Philippe Claudel est un auteur d'une sensibilité qui m'attire. J'aime ces personnes qui comprennent les autres et dont la vision du monde nous aide à faire abstraction de nos jugements. Comme dans ses autres oeuvres, il y a des bonnes et moins bonnes gens, mais aussi courtes que soient les nouvelles, chaque personnages en vient à révéler autant sa part d'ombre que de lumière.

En fan de l'auteur, je le préfère dans ses romans, où ils nous mène loin dans son imaginaire tellement agréable. Ici, les récits aboutissent rapidement, bien qu'un fil conducteur puisse faire en sorte qu'on fasse un trait entre chaque histoire. Oui, ça se passe en Allemagne et oui, ça réfère plus ou moins à son passé, mais il y a un élément de plus qui révèle l'habile romancier... dont j'ai bien hâte de lire la prochaine histoire plus costaude.

mercredi 18 novembre 2020

The Silence, par Don De Lillo, Scribner éditeur

Dans la catégorie "livres étonnants", on loge ici dans mon top 3 très certainement. Don De Lillo, le spécialiste des trames narratives "presque apocalyptiques" atteint son paroxysme dans ce court récit de 113 pages.


On est en 2022. Un couple est dans un avion. Ils atterriront bientôt pour ensuite aller rejoindre des amis pour écouter le match du Super Bowl avec eux. Tout va a peu près bien, leurs conversations sont plus ou moins intéressées, mais voilà que l'avion commence à avoir un drôle de comportement.

Pendant ce temps, les amis qui les attendent regardent la télé. Le match va bientôt commencer mais pouf!, on perd le match, l'écran devient blanc. Ils constatent bientôt que leurs téléphones et tout ce qui est technologique dans la maison ne fonctionne plus. Tout est déconnecté.

Alors ils se parlent. Comme souvent dans le monde de De Lillo, ils sont professeurs. Leurs propos sont pour le moins imagés, et au fil du temps de plus en plus erratiques. On dirait qu'eux aussi sont comme déconnectés des autres. En fait, ne l'ont-ils pas toujours été? Est-ce pire maintenant?

Puis, arrivent les amis qui étaient dans l'avion...

La force de cet auteur est de réussir à nous laisser nous imaginer une foule de choses.
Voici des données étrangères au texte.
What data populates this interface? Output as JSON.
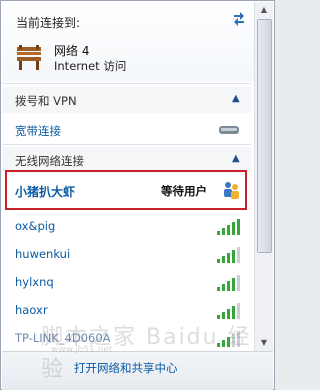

Mais qu'est-ce qui est en train d'arriver? Bien sur, les personnages se le demandent eux aussi et devisent là-dessus. Et on se questionne avec eux. Rien d'autre n'arrive que des dialogues, sauf un personnage qui sort à l'extérieur à un certain moment. Rien de violent ni de brutal à signaler, mais on se sent mal. 

Anxiogène, ce récit est fort bien ficelé. De Lillo est un maître de l'ambiance. Mais il fait travailler ses lecteurs. Il ne nous décrit rien que ce qui est essentiel. Une fois le cadre de l'histoire présenté, il utilise ses personnages pour nous faire une idée de ce qui leur arrive. La fin est ouverte, on imagine ce qu'on veut de ce qui est en train et de ce qui va arriver.

Étonnant, ça l'est. J'ai terminé ce livre en me disant qu'il faudrait que je le relise encore, pour m'imprégner encore plus de son ambiance étrange, et pour m'assurer de l'impression que j'avais en le terminant: et si la clé était dans le titre?